Ce n’est pas terminé

Salut les sériephiles,

Que c’est étrange d’écrire ces mots et que c’est étrange de revenir sur le blog après quasiment deux mois sans rien publier – et sans rien regarder, ça va avec. Comment justifier ce départ progressif du blog ? Ma foi, je ne me l’explique pas moi-même : je ne peux pas dire qu’écrire ne me manque pas, parce que, si, ça me manque.

Et en même temps, j’ai occupé ma vie avec tout un tas d’activités : le boulot, bien sûr, mais aussi les sorties devenues hebdomadaires à Disneyland, la vie sociale, les trop nombreuses sorties cinéma et une dizaine de jours de vacances (à Narbonne, ville que je vous recommande).
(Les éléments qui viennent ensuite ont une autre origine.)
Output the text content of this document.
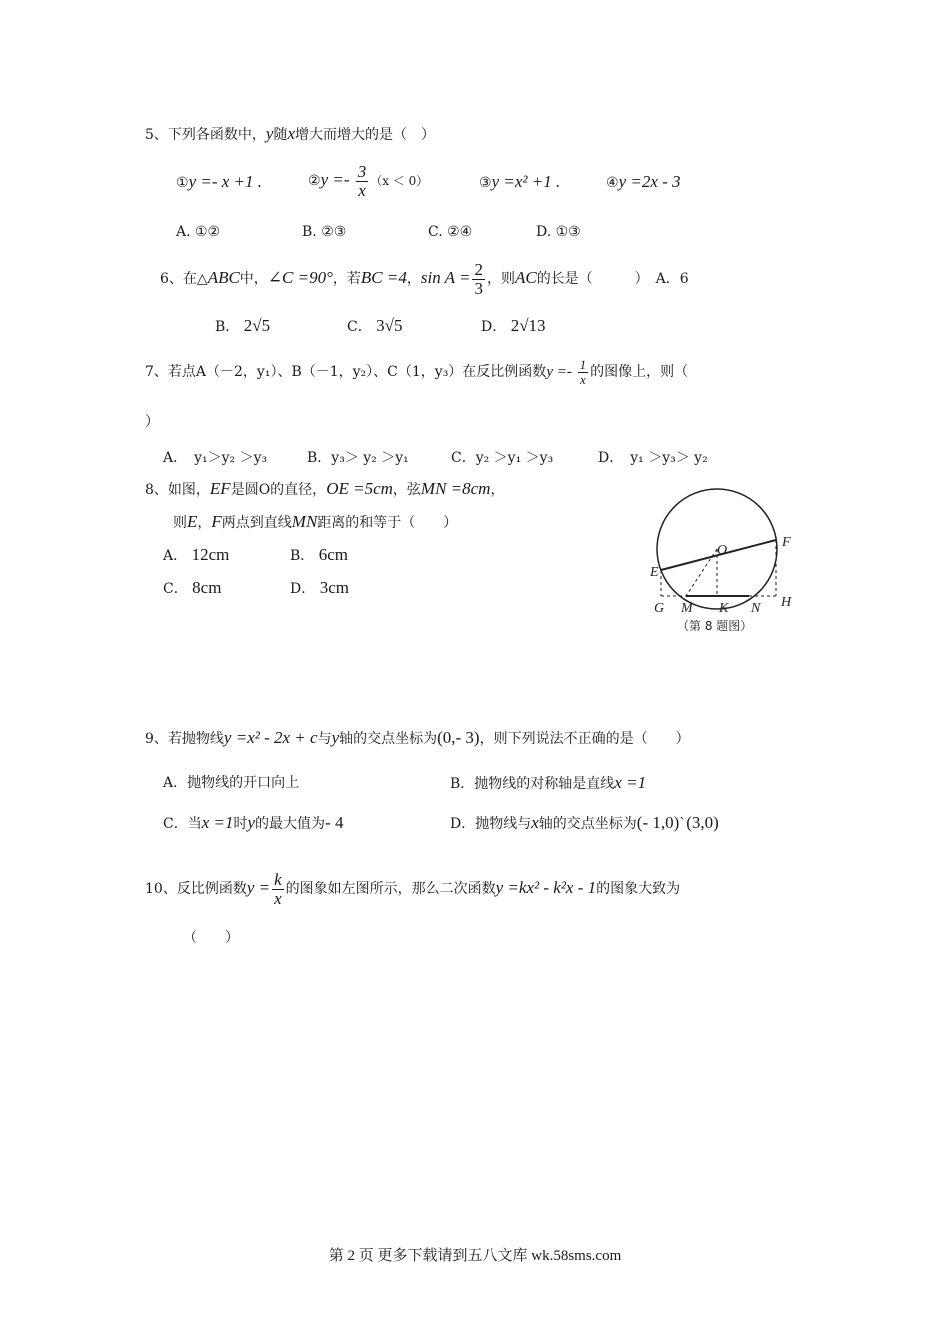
5、下列各函数中，y随x增大而增大的是（　）
①y =- x +1 .	②y =- $\frac{3}{x} (x < 0)$	③y =x² +1 .	④y =2x - 3
A. ①②	B. ②③	C. ②④	D. ①③
6、在△ABC中，∠C =90°，若BC =4，$\sin A = \frac{2}{3}$ ，则AC的长是（　　　）　A．6
B． 2√5	C． 3√5	D． 2√13
7、若点A（－2，y₁）、B（－1，y₂）、C（1，y₃）在反比例函数$y =- \frac{1}{x}$ 的图像上，则（
）
A．　y₁＞y₂ ＞y₃	B．y₃＞ y₂ ＞y₁	C．y₂ ＞y₁ ＞y₃	D．　y₁ ＞y₃＞ y₂
8、如图，EF是圆O的直径，OE =5cm，弦MN =8cm，
则E，F两点到直线MN距离的和等于（　　）
A． 12cm	B． 6cm
C． 8cm	D． 3cm
O
F
E
G M K N H
（第 8 题图）
9、若抛物线y =x² - 2x + c与y轴的交点坐标为(0,- 3)，则下列说法不正确的是（　　）
A．抛物线的开口向上	B．抛物线的对称轴是直线x =1
C．当x =1时y的最大值为- 4	D．抛物线与x轴的交点坐标为(- 1,0)`(3,0)
10、反比例函数$y = \frac{k}{x}$ 的图象如左图所示，那么二次函数y =kx² - k²x - 1的图象大致为
（　　）
第 2 页 更多下载请到五八文库 wk.58sms.com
Bref, la vie, quoi ; et en plus, il y a même des choses que je devrais faire et qui n’avancent pas dans tout ça, imaginez.

Oui, il y a tout ça, mais il y a un autre argument : plus le temps passe, moins il y a eu d’interactions ici. Enfin, « ici ». Le problème n’est pas tellement le blog où les commentaires ont toujours été limités à quelques lecteurs/lectrices vraiment fidèles (merci) ; il est plutôt sur Twitter qui a évolué vers autre chose (pas merci Musk) et fait qu’on s’en est tous éloignés.
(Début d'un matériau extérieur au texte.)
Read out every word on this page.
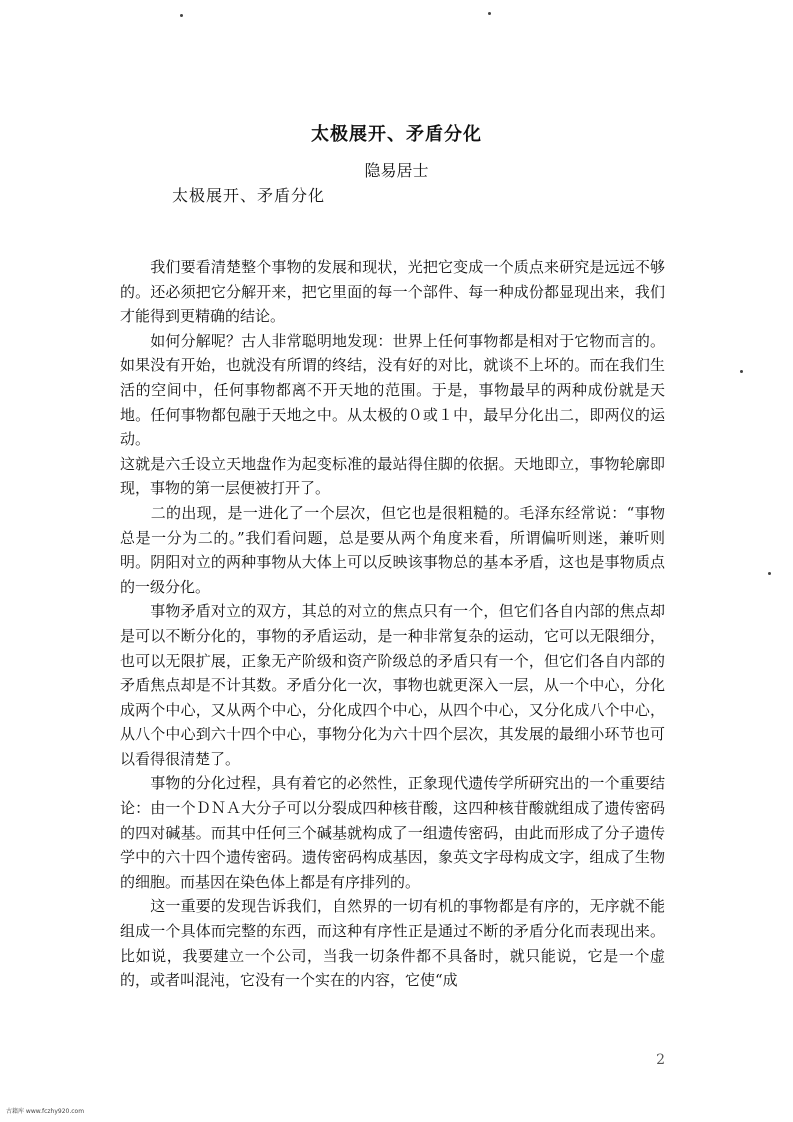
太极展开、矛盾分化
隐易居士
太极展开、矛盾分化

　　我们要看清楚整个事物的发展和现状，光把它变成一个质点来研究是远远不够的。还必须把它分解开来，把它里面的每一个部件、每一种成份都显现出来，我们才能得到更精确的结论。

　　如何分解呢？古人非常聪明地发现：世界上任何事物都是相对于它物而言的。如果没有开始，也就没有所谓的终结，没有好的对比，就谈不上坏的。而在我们生活的空间中，任何事物都离不开天地的范围。于是，事物最早的两种成份就是天地。任何事物都包融于天地之中。从太极的０或１中，最早分化出二，即两仪的运动。

这就是六壬设立天地盘作为起变标准的最站得住脚的依据。天地即立，事物轮廓即现，事物的第一层便被打开了。

　　二的出现，是一进化了一个层次，但它也是很粗糙的。毛泽东经常说：“事物总是一分为二的。”我们看问题，总是要从两个角度来看，所谓偏听则迷，兼听则明。阴阳对立的两种事物从大体上可以反映该事物总的基本矛盾，这也是事物质点的一级分化。

　　事物矛盾对立的双方，其总的对立的焦点只有一个，但它们各自内部的焦点却是可以不断分化的，事物的矛盾运动，是一种非常复杂的运动，它可以无限细分，也可以无限扩展，正象无产阶级和资产阶级总的矛盾只有一个，但它们各自内部的矛盾焦点却是不计其数。矛盾分化一次，事物也就更深入一层，从一个中心，分化成两个中心，又从两个中心，分化成四个中心，从四个中心，又分化成八个中心，从八个中心到六十四个中心，事物分化为六十四个层次，其发展的最细小环节也可以看得很清楚了。

　　事物的分化过程，具有着它的必然性，正象现代遗传学所研究出的一个重要结论：由一个ＤＮＡ大分子可以分裂成四种核苷酸，这四种核苷酸就组成了遗传密码的四对碱基。而其中任何三个碱基就构成了一组遗传密码，由此而形成了分子遗传学中的六十四个遗传密码。遗传密码构成基因，象英文字母构成文字，组成了生物的细胞。而基因在染色体上都是有序排列的。

　　这一重要的发现告诉我们，自然界的一切有机的事物都是有序的，无序就不能组成一个具体而完整的东西，而这种有序性正是通过不断的矛盾分化而表现出来。比如说，我要建立一个公司，当我一切条件都不具备时，就只能说，它是一个虚的，或者叫混沌，它没有一个实在的内容，它使“成

2
古籍库 www.fczhy920.com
Et les séries dans tout ça ? Si je ne publie pas d’article, ce n’est pas que je stocke sur mon ordinateur comme j’ai pu le faire par le passé (enfin, attention, j’en ai en stock quand même…) par flemme de mettre en page, c’est vraiment que je n’ai rien regardé depuis deux mois.

Rien ? C’est un petit mensonge : je suis à fond dans la saison 13 de Secret Story (j’ai quand même réussi à prendre du retard avec mes vacances). J’ai aussi vu quelques épisodes de Plus Belle la Vie cette semaine (bim, deux mois de retard) et, ce soir, j’ai vu un épisode de la saison 26 de Law and Order Special Victims Unit, une des rares séries que je ne commente pas du tout sur le blog.

Je ne sais pas trop pourquoi, mais ça ne me manque pas plus que ça de regarder des séries. Je lis beaucoup plus cette année, je me suis enfilé beaucoup de pavés en janvier/février notamment (terrible, terrible effets de mode que j’ai voulu comprendre pour Fourth Wing et La femme de ménage), c’est peut-être pour ça. Bien sûr, l’offre séries est un peu moindre en ce qui me concerne depuis quatre ans. Cela ne justifie pas tout : j’ai une liste longue comme le bras de saisons à terminer ou à complètement rattraper et je sais qu’il y a plein d’univers qui m’attendent au tournant.

Je crois que j’ai aussi un peu peur, justement, de me lancer. J’ai toujours été un consommateur plutôt fan du mode hebdomadaire des séries… mais là j’ai tellement d’épisodes à voir que je suis face à des saisons complètes : il faut plutôt que j’envisage le bingewatching. Ou, pire, que je me contente de voir une seule série à la fois.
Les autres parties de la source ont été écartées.